Do young children need daycare to socialize?

Children begin to socialize with each other after approximately three years. Until that time they prefer interaction with an adult, a matter of course normal and logical. Primates are attached to their mother until four years or so. And humans are very related to primates. Therefore, young children do not need daycare to socialize, but to other adults respectful of their needs.

A study was done, if I'm not mistaken in the eighties. The psychologists wanted to prove that the children who went to daycare had better measures of sociability and better results in primary school. The researchers were not prepared for what they found. The highest scores in sociability were for children who had been with their mothers until the beginning of primary school. In terms of academic results, at the beginning of the first year of primary school, children who had been in kindergartens had better results, but those who had been at home matched them in two or three months.

Why do young children cry when they go to daycare?

In general because they still need to be with their mom. Children do not have our concept of time. So they don't know how long it will take to return. Making a simile, it is as if your partner goes on a spree and does not notify you when he will return. Three days pass, and he arrives on the fourth day in the morning. You pass a tremendous fear without knowing if it will return or not.
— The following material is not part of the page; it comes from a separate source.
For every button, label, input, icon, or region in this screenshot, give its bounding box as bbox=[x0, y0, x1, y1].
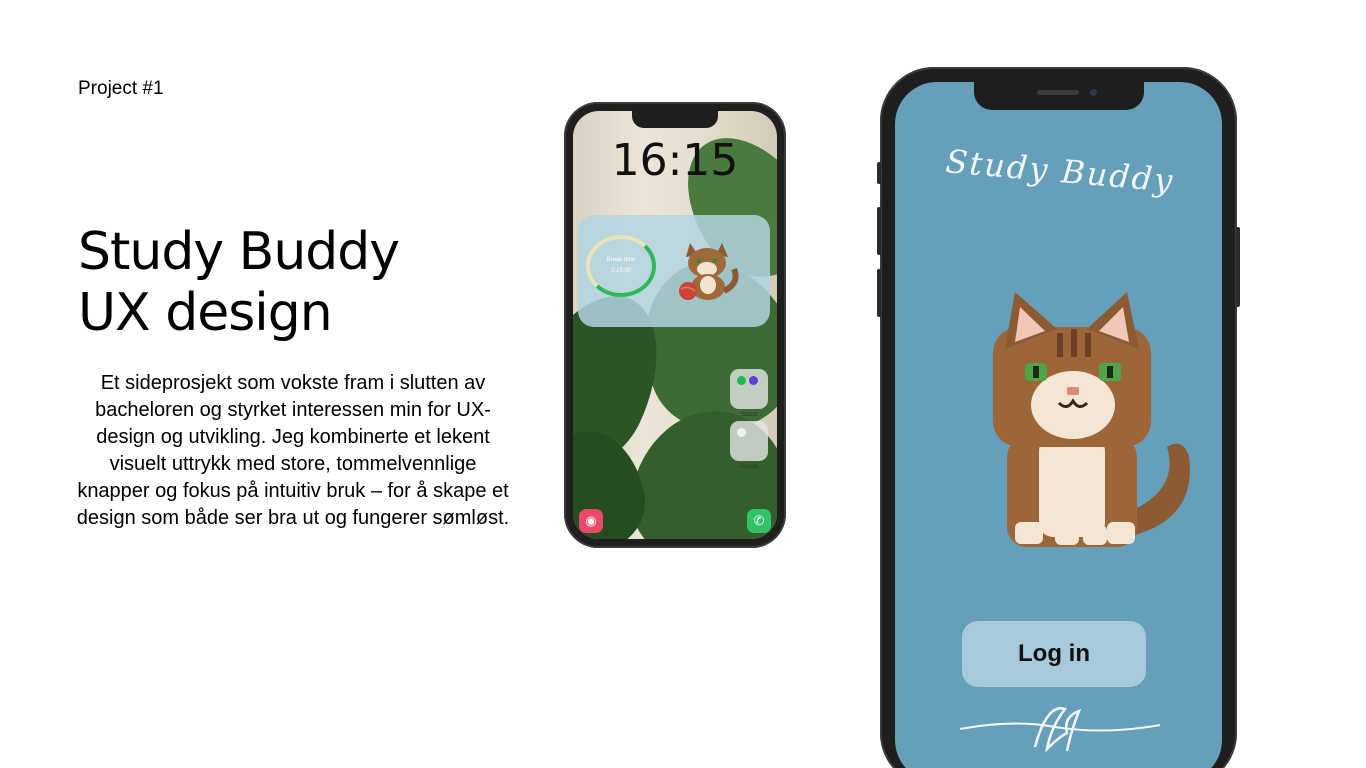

We all know that children do not drive or understand the clock, so when we leave and leave him at the nursery, they have no idea when we will return. A mother in the online workshop consulted me because her son cried every day when she entered a child. I was three years old at the time, and until that time I had not attended daycare. I recommended that he play games, so that the child understood that the mother would always go for him. One day, on the way to school, the mother was singing a song, which in her lyrics explained that in a little while she would be with him again. And the boy replied: "Mommy, I already know that you always come, what I don't know is when," according to the mother visibly angry. This draws very well what I mean.

Tomorrow we will publish the second part of this long interview with child psychologist Teresa García, which will tell us about the healthy socialization of children in the family, the environment and the school.

In Babies and more | "We must totally change our production system." Interview with Carlos González, "The events that happen in the primal stage are the most important in life." Interview with Enrique Blay (III), "I became a gynecologist with the clear idea of ​​attending home deliveries." Interview with Dr. Emilio Santos (VI), "Some disabled people dare to have children," interviews the author of "Adapted Maternity," "It is a myth to say that the woman who breastfeeds cannot take medication." Interview with José María Paricio (II), “To be a father or mother they don't teach you”. Interview with Teresa Garcia, psychologist expert in Childhood Psychopathology.

Video: Mean Tweets Hip Hop Edition (April 2024).